Specifically, the enormous power of the tech could be used to crack the best cyber security we currently have in place.

A new report on the "progress and prospects" of quantum computing put together by the National Academies of Sciences, Engineering, and Medicine (NASEM) in the US says that work should start now on putting together algorithms to beat the bad guys.

The worry is that the vast processing power could be used to break the public-key encryption that we currently rely on in all kinds of ways – from protecting our private messaging app conversations to ensuring a secure connection to banking websites.

"While defeating currently deployed public-key encryption using the best available conventional computer is effectively impossible, a quantum computer could potentially perform this task in no more than a few hours," explains the press release accompanying the NASEM report.

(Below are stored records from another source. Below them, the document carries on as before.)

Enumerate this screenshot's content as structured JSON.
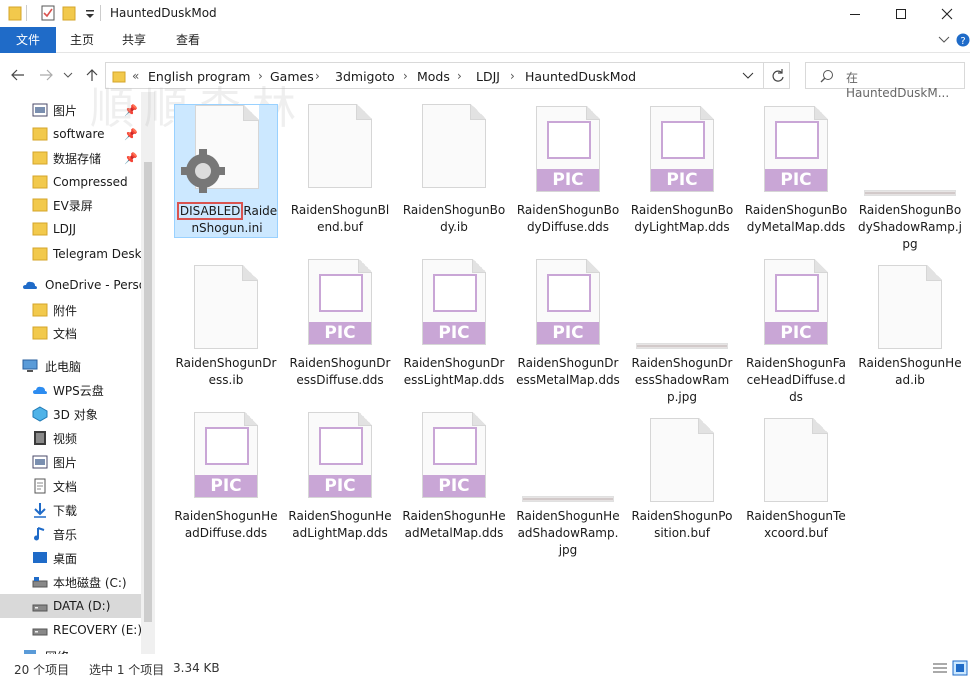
{
  "window": {
    "title": "HauntedDuskMod"
  },
  "ribbon": {
    "tabs": [
      "文件",
      "主页",
      "共享",
      "查看"
    ]
  },
  "address": {
    "overflow": "«",
    "crumbs": [
      "English program",
      "Games",
      "3dmigoto",
      "Mods",
      "LDJJ",
      "HauntedDuskMod"
    ],
    "search_placeholder": "在 HauntedDuskM..."
  },
  "sidebar": {
    "items": [
      {
        "label": "图片",
        "icon": "pictures-icon",
        "pinned": true
      },
      {
        "label": "software",
        "icon": "folder-icon",
        "pinned": true
      },
      {
        "label": "数据存储",
        "icon": "folder-icon",
        "pinned": true
      },
      {
        "label": "Compressed",
        "icon": "folder-icon"
      },
      {
        "label": "EV录屏",
        "icon": "folder-icon"
      },
      {
        "label": "LDJJ",
        "icon": "folder-icon"
      },
      {
        "label": "Telegram Desk",
        "icon": "folder-icon"
      },
      {
        "label": "OneDrive - Perso",
        "icon": "onedrive-icon"
      },
      {
        "label": "附件",
        "icon": "folder-icon"
      },
      {
        "label": "文档",
        "icon": "folder-icon"
      },
      {
        "label": "此电脑",
        "icon": "this-pc-icon"
      },
      {
        "label": "WPS云盘",
        "icon": "wps-cloud-icon"
      },
      {
        "label": "3D 对象",
        "icon": "3d-objects-icon"
      },
      {
        "label": "视频",
        "icon": "videos-icon"
      },
      {
        "label": "图片",
        "icon": "pictures-icon"
      },
      {
        "label": "文档",
        "icon": "documents-icon"
      },
      {
        "label": "下载",
        "icon": "downloads-icon"
      },
      {
        "label": "音乐",
        "icon": "music-icon"
      },
      {
        "label": "桌面",
        "icon": "desktop-icon"
      },
      {
        "label": "本地磁盘 (C:)",
        "icon": "drive-icon"
      },
      {
        "label": "DATA (D:)",
        "icon": "drive-icon",
        "selected": true
      },
      {
        "label": "RECOVERY (E:)",
        "icon": "drive-icon"
      },
      {
        "label": "网络",
        "icon": "network-icon"
      }
    ]
  },
  "files": [
    {
      "name_prefix": "DISABLED",
      "name": "RaidenShogun.ini",
      "type": "ini",
      "selected": true
    },
    {
      "name": "RaidenShogunBlend.buf",
      "type": "doc"
    },
    {
      "name": "RaidenShogunBody.ib",
      "type": "doc"
    },
    {
      "name": "RaidenShogunBodyDiffuse.dds",
      "type": "pic"
    },
    {
      "name": "RaidenShogunBodyLightMap.dds",
      "type": "pic"
    },
    {
      "name": "RaidenShogunBodyMetalMap.dds",
      "type": "pic"
    },
    {
      "name": "RaidenShogunBodyShadowRamp.jpg",
      "type": "strip"
    },
    {
      "name": "RaidenShogunDress.ib",
      "type": "doc"
    },
    {
      "name": "RaidenShogunDressDiffuse.dds",
      "type": "pic"
    },
    {
      "name": "RaidenShogunDressLightMap.dds",
      "type": "pic"
    },
    {
      "name": "RaidenShogunDressMetalMap.dds",
      "type": "pic"
    },
    {
      "name": "RaidenShogunDressShadowRamp.jpg",
      "type": "strip"
    },
    {
      "name": "RaidenShogunFaceHeadDiffuse.dds",
      "type": "pic"
    },
    {
      "name": "RaidenShogunHead.ib",
      "type": "doc"
    },
    {
      "name": "RaidenShogunHeadDiffuse.dds",
      "type": "pic"
    },
    {
      "name": "RaidenShogunHeadLightMap.dds",
      "type": "pic"
    },
    {
      "name": "RaidenShogunHeadMetalMap.dds",
      "type": "pic"
    },
    {
      "name": "RaidenShogunHeadShadowRamp.jpg",
      "type": "strip"
    },
    {
      "name": "RaidenShogunPosition.buf",
      "type": "doc"
    },
    {
      "name": "RaidenShogunTexcoord.buf",
      "type": "doc"
    }
  ],
  "pic_label": "PIC",
  "status": {
    "count": "20 个项目",
    "selected": "选中 1 个项目",
    "size": "3.34 KB"
  },
  "colors": {
    "accent": "#1f6bc8",
    "selection": "#cce8ff",
    "pic": "#c9a6d6",
    "highlight": "#d9534f"
  }
}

Encryption essentially encodes data so it looks like nonsense to anyone not authorised to see it. The math problems required to beat it are virtually impossible to solve by today's computing standards, which is why it's used so widely.

However, the NASEM experts recommend that preparations for quantum-level attacks should start now – the report says that even if a super-code-cracking computer is still 30 years off, replacing existing web standards is going to take a long time.

If you think about just how many systems rely on digital communications and encryption, including phone networks and electricity grids, it's clear that any successful quantum cyber attack is going to cause some serious problems.

Even if there's not much to interest hackers in your emails, government and military secrets are at risk of being exposed, too.

"From cars to planes to power plants – if they will be operational 15 to 30 years from now, they already need to begin planning a migration towards [quantum-safe] cryptography," IBM Research quantum cryptography manager Michael Osborne, who wasn't involved in the new report, told Gizmodo.

If you're new to the idea of quantum computing, on the simplest level it replaces the bits of today's computers – those binary 1s and 0s – with specially controlled qubits, capable of existing as 1 or 0, or a superposition of both at the same time.

This superposition state provides an exponential amount more processing power. For example, complex, data-heavy systems like climate change models could benefit hugely from the extra computing power. We'll be able to see patterns and trends that currently elude us.

And the report does emphasize that the benefits of quantum computing are likely to outweigh the security risks. Progress in fields like quantum gravity and artificial intelligence could be rapidly sped up with these new machines.

While we have what are called quantum computers in the world today, they're really just early first steps. As exciting and as promising as they are, they require very particular environments to work, and only have a very limited amount of practical use.

In fact, there's still some debate as to whether we'll ever get to the stage where quantum computers can ever become genuinely useful tools, reliable and accessible enough to be helpful outside specialised laboratories.

The NASEM committee is confident.

"There has been remarkable progress in the field of quantum computing, and the committee doesn't see a fundamental reason why a large, functional quantum computer could not be built in principle," says the committee chair Mark Horowitz, from Stanford University in California.

"However, many technical challenges remain to be resolved before we reach this milestone."